Ahora vuelve Zemeckis y lo hace con una versión para Disney, que ni siquiera es la primera. Es evidente que la versión del autor de Beowulf (2005) cuenta con un presupuesto mayor y una promoción más aparatosa, pero el resultado carece del simbolismo creciente de la versión que dirigió Mattinson y que entre sus creativos contaba con un joven John Lasseter, pero que además tiene el incentivo de suponer el retorno de Mickey Mouse a los cortometrajes animados en un momento en el que la Disney estaba en plena crisis animada. En realidad fue una de las mejores crisis, si por esta se entienden momentos tumultosos llenos de ideas y mutaciones: The Fox & The Hound (1981), The black cauldron (1985), y The great mouse detective (1986)

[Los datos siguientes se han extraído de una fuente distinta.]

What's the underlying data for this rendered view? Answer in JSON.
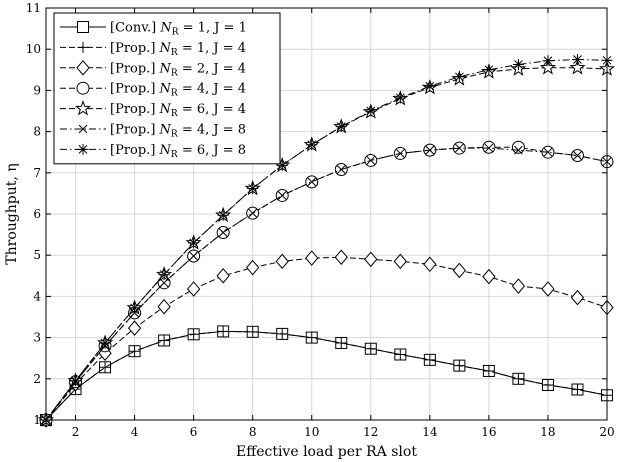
{
  "chart_data": {
    "type": "line",
    "xlabel": "Effective load per RA slot",
    "ylabel": "Throughput, η",
    "xlim": [
      1,
      20
    ],
    "ylim": [
      1,
      11
    ],
    "xticks": [
      2,
      4,
      6,
      8,
      10,
      12,
      14,
      16,
      18,
      20
    ],
    "yticks": [
      1,
      2,
      3,
      4,
      5,
      6,
      7,
      8,
      9,
      10,
      11
    ],
    "grid": true,
    "legend_position": "top-left",
    "x": [
      1,
      2,
      3,
      4,
      5,
      6,
      7,
      8,
      9,
      10,
      11,
      12,
      13,
      14,
      15,
      16,
      17,
      18,
      19,
      20
    ],
    "series": [
      {
        "name": "[Conv.] N_R = 1, J = 1",
        "legend": {
          "prefix": "[Conv.] ",
          "nr": "1",
          "j": "J = 1"
        },
        "marker": "square",
        "line": "solid",
        "values": [
          1.0,
          1.75,
          2.28,
          2.67,
          2.93,
          3.08,
          3.15,
          3.14,
          3.09,
          3.0,
          2.87,
          2.73,
          2.59,
          2.46,
          2.32,
          2.19,
          2.0,
          1.85,
          1.74,
          1.6
        ]
      },
      {
        "name": "[Prop.] N_R = 1, J = 4",
        "legend": {
          "prefix": "[Prop.] ",
          "nr": "1",
          "j": "J = 4"
        },
        "marker": "plus",
        "line": "dashed",
        "values": [
          1.0,
          1.75,
          2.28,
          2.67,
          2.93,
          3.08,
          3.15,
          3.14,
          3.09,
          3.0,
          2.87,
          2.73,
          2.59,
          2.46,
          2.32,
          2.19,
          2.0,
          1.85,
          1.74,
          1.6
        ]
      },
      {
        "name": "[Prop.] N_R = 2, J = 4",
        "legend": {
          "prefix": "[Prop.] ",
          "nr": "2",
          "j": "J = 4"
        },
        "marker": "diamond",
        "line": "dashed",
        "values": [
          1.0,
          1.88,
          2.62,
          3.23,
          3.75,
          4.18,
          4.5,
          4.7,
          4.85,
          4.93,
          4.95,
          4.9,
          4.85,
          4.78,
          4.63,
          4.48,
          4.25,
          4.18,
          3.97,
          3.73
        ]
      },
      {
        "name": "[Prop.] N_R = 4, J = 4",
        "legend": {
          "prefix": "[Prop.] ",
          "nr": "4",
          "j": "J = 4"
        },
        "marker": "circle",
        "line": "dashed",
        "values": [
          1.0,
          1.93,
          2.8,
          3.6,
          4.33,
          4.98,
          5.55,
          6.02,
          6.45,
          6.78,
          7.08,
          7.3,
          7.47,
          7.55,
          7.6,
          7.62,
          7.62,
          7.5,
          7.42,
          7.27
        ]
      },
      {
        "name": "[Prop.] N_R = 6, J = 4",
        "legend": {
          "prefix": "[Prop.] ",
          "nr": "6",
          "j": "J = 4"
        },
        "marker": "star",
        "line": "dashed",
        "values": [
          1.0,
          1.95,
          2.87,
          3.72,
          4.53,
          5.3,
          5.97,
          6.62,
          7.18,
          7.68,
          8.12,
          8.48,
          8.8,
          9.07,
          9.28,
          9.45,
          9.52,
          9.55,
          9.55,
          9.52
        ]
      },
      {
        "name": "[Prop.] N_R = 4, J = 8",
        "legend": {
          "prefix": "[Prop.] ",
          "nr": "4",
          "j": "J = 8"
        },
        "marker": "x",
        "line": "dashdot",
        "values": [
          1.0,
          1.93,
          2.8,
          3.6,
          4.33,
          4.98,
          5.55,
          6.02,
          6.45,
          6.78,
          7.08,
          7.3,
          7.47,
          7.55,
          7.6,
          7.6,
          7.55,
          7.5,
          7.42,
          7.27
        ]
      },
      {
        "name": "[Prop.] N_R = 6, J = 8",
        "legend": {
          "prefix": "[Prop.] ",
          "nr": "6",
          "j": "J = 8"
        },
        "marker": "asterisk",
        "line": "dashdot",
        "values": [
          1.0,
          1.95,
          2.87,
          3.72,
          4.53,
          5.3,
          5.97,
          6.62,
          7.18,
          7.68,
          8.12,
          8.5,
          8.82,
          9.1,
          9.33,
          9.5,
          9.63,
          9.72,
          9.75,
          9.73
        ]
      }
    ]
  }
}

son tres de las mejores obras del canon disneyano post-Walt y en los que aún se conserva el genio de las obras del canon clásico (no olvidemos que en la primera de ellas todavía Ollie Johnston ejercía de supervisor animado y Johnston era uno de los nueve de Disney, además de uno de los mejores animadores de todos los tiempos) combinado con la visión posmoderna de la nueva camada que luego pecaría de ser, quizás, demasiado formulaico.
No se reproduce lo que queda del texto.